Nach dem 10. Juni 1944 beteiligte sich Robert Hébras aktiv am Widerstand gegen den Nationalsozialismus und kämpfte im letzten Kriegsjahr auf Seiten der französischen Résistance. Im Jahr 1983 nahm er in der damaligen DDR als Zeuge am Gerichtsprozess gegen einen der Mörder von Oradour – Heinz Barth – teil. 2003 wurde ein Dokumentarfilm mit dem Titel "Begegnung mit Robert Hébras - Auf den Spuren ausgelöschten Lebens" vom deutschen Filmemacher Bodo Kaiser veröffentlicht.

Besonders verdient um die Erinnerung, das Gedenken und die Aufarbeitung der Zeit des Nationalsozialismus macht sich Robert Hébras durch sein Engagement als Zeitzeuge und Buchautor. Zeit seines Lebens hat sich der frühere Widerstandskämpfer für die Versöhnung zwischen Deutschland und Frankreich eingesetzt. Trotz seines hohen Alters unternimmt Robert Hébras noch heute Führungen durch die Ruinen des Märtyrerdorfes. Er steht jungen Menschen – insbesondere Schülern, Studenten, Freiwilligen und Gedenkdienern – für Interviews und Videoprojekte zur Verfügung und arbeitet noch heute aktiv im Centre de la mémoire mit.
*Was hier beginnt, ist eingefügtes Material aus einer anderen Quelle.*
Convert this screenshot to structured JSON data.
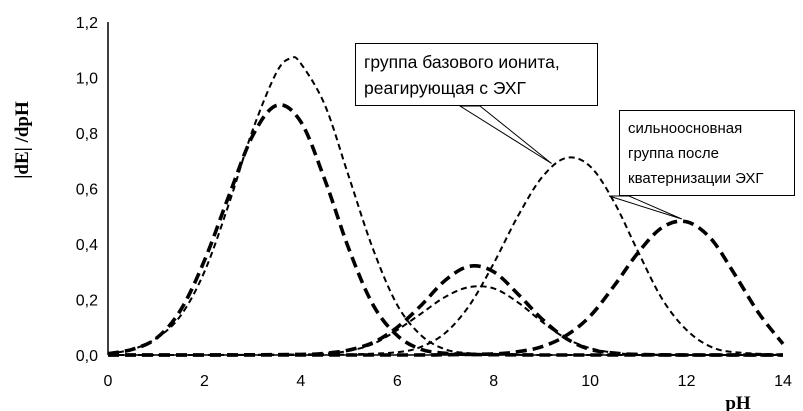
{
  "chart_data": {
    "type": "line",
    "title": "",
    "xlabel": "pH",
    "ylabel": "|dE| /dpH",
    "xlim": [
      0,
      14
    ],
    "ylim": [
      0,
      1.2
    ],
    "x_ticks": [
      "0",
      "2",
      "4",
      "6",
      "8",
      "10",
      "12",
      "14"
    ],
    "y_ticks": [
      "0,0",
      "0,2",
      "0,4",
      "0,6",
      "0,8",
      "1,0",
      "1,2"
    ],
    "grid": false,
    "legend": "none",
    "series": [
      {
        "style": "thick-dashed",
        "x": [
          0,
          0.5,
          1,
          1.5,
          2,
          2.5,
          3,
          3.5,
          4,
          4.5,
          5,
          5.5,
          6,
          6.5,
          7,
          7.5,
          8,
          9,
          10,
          11,
          12,
          13,
          14
        ],
        "y": [
          0.005,
          0.02,
          0.06,
          0.16,
          0.34,
          0.57,
          0.79,
          0.9,
          0.84,
          0.63,
          0.38,
          0.18,
          0.07,
          0.02,
          0.006,
          0.002,
          0.001,
          0,
          0,
          0,
          0,
          0,
          0
        ]
      },
      {
        "style": "thin-dashed",
        "x": [
          0,
          0.5,
          1,
          1.5,
          2,
          2.5,
          3,
          3.5,
          3.8,
          4,
          4.5,
          5,
          5.5,
          6,
          6.5,
          7,
          7.5,
          8,
          9,
          10,
          11,
          12,
          13,
          14
        ],
        "y": [
          0.005,
          0.02,
          0.06,
          0.14,
          0.3,
          0.54,
          0.81,
          1.02,
          1.07,
          1.05,
          0.9,
          0.64,
          0.38,
          0.18,
          0.07,
          0.02,
          0.006,
          0.002,
          0,
          0,
          0,
          0,
          0,
          0
        ]
      },
      {
        "style": "thick-dashed",
        "x": [
          0,
          2,
          4,
          4.5,
          5,
          5.5,
          6,
          6.5,
          7,
          7.5,
          8,
          8.5,
          9,
          9.5,
          10,
          10.5,
          11,
          12,
          13,
          14
        ],
        "y": [
          0,
          0,
          0.002,
          0.006,
          0.018,
          0.045,
          0.1,
          0.18,
          0.27,
          0.32,
          0.3,
          0.22,
          0.13,
          0.06,
          0.02,
          0.007,
          0.002,
          0,
          0,
          0
        ]
      },
      {
        "style": "thin-dashed",
        "x": [
          0,
          2,
          4,
          4.5,
          5,
          5.5,
          6,
          6.5,
          7,
          7.5,
          8,
          8.5,
          9,
          9.5,
          10,
          10.5,
          11,
          12,
          13,
          14
        ],
        "y": [
          0,
          0,
          0.002,
          0.005,
          0.015,
          0.04,
          0.09,
          0.15,
          0.21,
          0.245,
          0.24,
          0.19,
          0.12,
          0.06,
          0.025,
          0.008,
          0.002,
          0,
          0,
          0
        ]
      },
      {
        "style": "thin-dashed",
        "x": [
          0,
          4,
          5,
          6,
          6.5,
          7,
          7.5,
          8,
          8.5,
          9,
          9.5,
          10,
          10.5,
          11,
          11.5,
          12,
          12.5,
          13,
          14
        ],
        "y": [
          0,
          0,
          0.002,
          0.01,
          0.03,
          0.08,
          0.18,
          0.33,
          0.5,
          0.64,
          0.71,
          0.68,
          0.55,
          0.37,
          0.2,
          0.09,
          0.03,
          0.01,
          0.001
        ]
      },
      {
        "style": "thick-dashed",
        "x": [
          0,
          6,
          7,
          8,
          8.5,
          9,
          9.5,
          10,
          10.5,
          11,
          11.5,
          12,
          12.5,
          13,
          13.5,
          14
        ],
        "y": [
          0,
          0,
          0.001,
          0.004,
          0.012,
          0.03,
          0.07,
          0.14,
          0.25,
          0.37,
          0.46,
          0.48,
          0.42,
          0.29,
          0.15,
          0.04
        ]
      }
    ],
    "annotations": [
      {
        "lines": [
          "группа базового ионита,",
          "реагирующая с ЭХГ"
        ],
        "target_x": 9.2,
        "target_y": 0.69
      },
      {
        "lines": [
          "сильноосновная",
          "группа после",
          "кватернизации ЭХГ"
        ],
        "target_x": 11.9,
        "target_y": 0.49
      }
    ]
  }
}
Zusätzlich bekleidete der gelernte Mechaniker über lange Jahre das Amt des Vorsitzenden der Nationalen Vereinigung der Märtyrerfamilien und fungiert bis heute als Präsident der Versammlung ehemaliger Kriegsteilnehmer von Oradour.

Robert Hébras ist verheiratet, hat einen Sohn und drei Enkelkinder und lebt in Saint-Junien nahe Oradour. Neben Jean-Marcel Darthout ist er der einzige heute noch lebende Mensch, der dem Massaker von Oradour entkommen konnte.

Im März 2008 wird Robert Hébras vom Österreichischen Gedenkdienst mit dem Austrian Holocaust Memorial Award ausgezeichnet.